Westdeutsche Zeitung: Meisner = von Eberhard Fehre
Geschrieben am 17-09-2007 |
Düsseldorf (ots) - Natürlich ist Kardinal Meisner kein Nazi, obwohl sein schon merkwürdiger Hang zur Provokation ihn gelegentlich und wohl nicht zufällig in gefährliche Nähe zum braunen Jargon führt. Und selbstverständlich hat der Kirchenmann auch das Recht, Umstrittenes bis hin zum Unfug zu äußern - unsere Politiker tun das schließlich auch. Bedenklich aber wird dies, wenn es zum Markenzeichen zu werden droht.

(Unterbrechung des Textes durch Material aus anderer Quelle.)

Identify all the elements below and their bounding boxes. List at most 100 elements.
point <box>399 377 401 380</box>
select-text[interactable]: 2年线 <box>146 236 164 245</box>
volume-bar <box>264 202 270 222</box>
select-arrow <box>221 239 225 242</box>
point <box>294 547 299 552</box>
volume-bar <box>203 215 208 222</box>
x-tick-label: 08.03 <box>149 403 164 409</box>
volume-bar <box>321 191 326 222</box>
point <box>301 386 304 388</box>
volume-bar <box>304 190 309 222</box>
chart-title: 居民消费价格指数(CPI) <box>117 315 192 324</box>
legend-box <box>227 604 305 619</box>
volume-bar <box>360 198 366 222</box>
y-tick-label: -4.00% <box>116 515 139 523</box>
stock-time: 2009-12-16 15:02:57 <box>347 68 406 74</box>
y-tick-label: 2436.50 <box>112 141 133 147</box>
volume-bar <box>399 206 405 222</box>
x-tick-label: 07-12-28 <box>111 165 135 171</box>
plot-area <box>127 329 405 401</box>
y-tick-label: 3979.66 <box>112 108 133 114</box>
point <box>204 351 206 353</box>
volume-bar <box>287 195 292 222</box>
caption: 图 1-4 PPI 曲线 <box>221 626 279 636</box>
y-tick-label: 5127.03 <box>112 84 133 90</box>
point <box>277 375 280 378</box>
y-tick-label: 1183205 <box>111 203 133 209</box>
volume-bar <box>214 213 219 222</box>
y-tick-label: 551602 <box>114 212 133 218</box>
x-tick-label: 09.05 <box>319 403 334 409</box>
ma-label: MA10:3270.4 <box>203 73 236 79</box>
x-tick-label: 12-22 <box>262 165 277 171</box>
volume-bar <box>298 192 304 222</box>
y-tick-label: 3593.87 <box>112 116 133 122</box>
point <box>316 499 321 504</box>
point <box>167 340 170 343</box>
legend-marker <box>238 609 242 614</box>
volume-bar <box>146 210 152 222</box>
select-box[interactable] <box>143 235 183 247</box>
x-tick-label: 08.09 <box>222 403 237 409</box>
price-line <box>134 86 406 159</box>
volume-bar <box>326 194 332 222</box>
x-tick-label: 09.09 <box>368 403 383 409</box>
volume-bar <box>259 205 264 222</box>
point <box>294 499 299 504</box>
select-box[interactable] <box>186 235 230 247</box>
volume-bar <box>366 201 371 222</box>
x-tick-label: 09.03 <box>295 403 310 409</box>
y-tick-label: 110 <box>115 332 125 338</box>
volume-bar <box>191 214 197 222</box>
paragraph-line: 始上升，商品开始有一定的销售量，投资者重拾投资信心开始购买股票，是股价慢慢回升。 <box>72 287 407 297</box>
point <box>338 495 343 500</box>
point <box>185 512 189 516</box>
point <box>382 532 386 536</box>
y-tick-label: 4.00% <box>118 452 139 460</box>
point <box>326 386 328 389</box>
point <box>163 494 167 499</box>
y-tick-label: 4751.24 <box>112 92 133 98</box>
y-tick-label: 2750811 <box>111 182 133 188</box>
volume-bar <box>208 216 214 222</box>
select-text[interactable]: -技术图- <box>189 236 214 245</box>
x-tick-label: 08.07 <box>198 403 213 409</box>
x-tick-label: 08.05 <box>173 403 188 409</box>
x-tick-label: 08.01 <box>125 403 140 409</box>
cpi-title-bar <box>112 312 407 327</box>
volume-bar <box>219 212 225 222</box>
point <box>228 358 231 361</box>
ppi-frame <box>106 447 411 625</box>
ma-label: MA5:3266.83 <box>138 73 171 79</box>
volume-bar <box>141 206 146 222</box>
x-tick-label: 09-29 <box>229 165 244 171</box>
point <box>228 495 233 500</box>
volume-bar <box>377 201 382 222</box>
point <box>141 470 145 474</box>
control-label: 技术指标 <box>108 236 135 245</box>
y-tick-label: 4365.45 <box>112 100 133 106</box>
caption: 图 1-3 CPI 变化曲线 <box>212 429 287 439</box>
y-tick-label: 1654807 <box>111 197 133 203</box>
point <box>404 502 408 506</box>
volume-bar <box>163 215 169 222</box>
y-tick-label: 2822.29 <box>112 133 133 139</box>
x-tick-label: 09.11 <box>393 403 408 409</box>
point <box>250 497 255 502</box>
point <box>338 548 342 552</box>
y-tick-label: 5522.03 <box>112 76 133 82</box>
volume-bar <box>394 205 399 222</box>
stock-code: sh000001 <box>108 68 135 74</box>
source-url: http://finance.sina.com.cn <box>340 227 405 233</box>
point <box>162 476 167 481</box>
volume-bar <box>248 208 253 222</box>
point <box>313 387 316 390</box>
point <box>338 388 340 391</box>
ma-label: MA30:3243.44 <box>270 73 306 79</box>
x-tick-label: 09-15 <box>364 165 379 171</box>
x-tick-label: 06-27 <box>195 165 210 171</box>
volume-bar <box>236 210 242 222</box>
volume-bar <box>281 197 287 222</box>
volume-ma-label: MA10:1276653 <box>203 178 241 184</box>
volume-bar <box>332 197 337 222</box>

Wenn Meisner die Stammzellforscher an der Uni Köln als "Kannibalen vom Rhein" beschimpft, Abtreibung als "Holocaust" bezeichnet oder den Begriff "entartet" für angemessen hält - dann arbeitet der Kardinal erfolgreich an seinem Image als Provokateur. Doch die wohlfeile Erregung über die skandalöse Wortwahl des Kardinals sollte nicht vergessen lassen, dass auch in der Sache Meisners Anmaßung eine Antwort verdient. Kunst ohne Gott, so sein Urteil, sei "entartet" oder "verkommen". Es gab und gibt große Kunst, die von der Religion inspiriert ist, man denke nur an Bach. Es gab und gibt ebenso große Kunst, die von der Auseinandersetzung mit der Religion lebt. Man denke nur an die klassische griechische Tragödie, die die Anmaßung der Götter in Frage stellt. Denn auch und gerade das ist Thema der Kunst: Ob ein Gott oder Götze, in welchem Gewand auch immer, oder nicht doch der Mensch Maßstab aller Dinge ist. Vieles, wenn nicht alles, was wir heute als abendländisches Erbe zu den universellen Werten rechnen, verdankt sich dem Konflikt mit der Kirche. Was gewiss nicht immer ein einseitiger Prozess war. In Renaissance und Aufklärung hat auch die Kirche ihren Part gespielt. Aber die Scheiterhaufen der Inquisition dienten wohl kaum der Erleuchtung. Und dass die Kirche heute das fünfte Gebot einhalten muss, ist auch nicht ihr Verdienst. Ist es unangemessen, den Kardinal daran zu erinnern? Selbst diejenigen, die der Kirche nicht besonders nahestehen, verhalten sich in den Räumen des Sakralen mit Anstand und Respekt. Dass dies der Kardinal in den Gefilden der Wissenschaft und der Kunst, in die es den Kölner immer wieder zieht, ebenso hielte, wird wohl niemand sagen können. Und das - dieser Mangel an Anstand und Respekt - ist wohl das eigentlich Schlimme an Joachim Meisner. Und nicht die verunglückte Wortwahl in dem einen oder anderen Fall.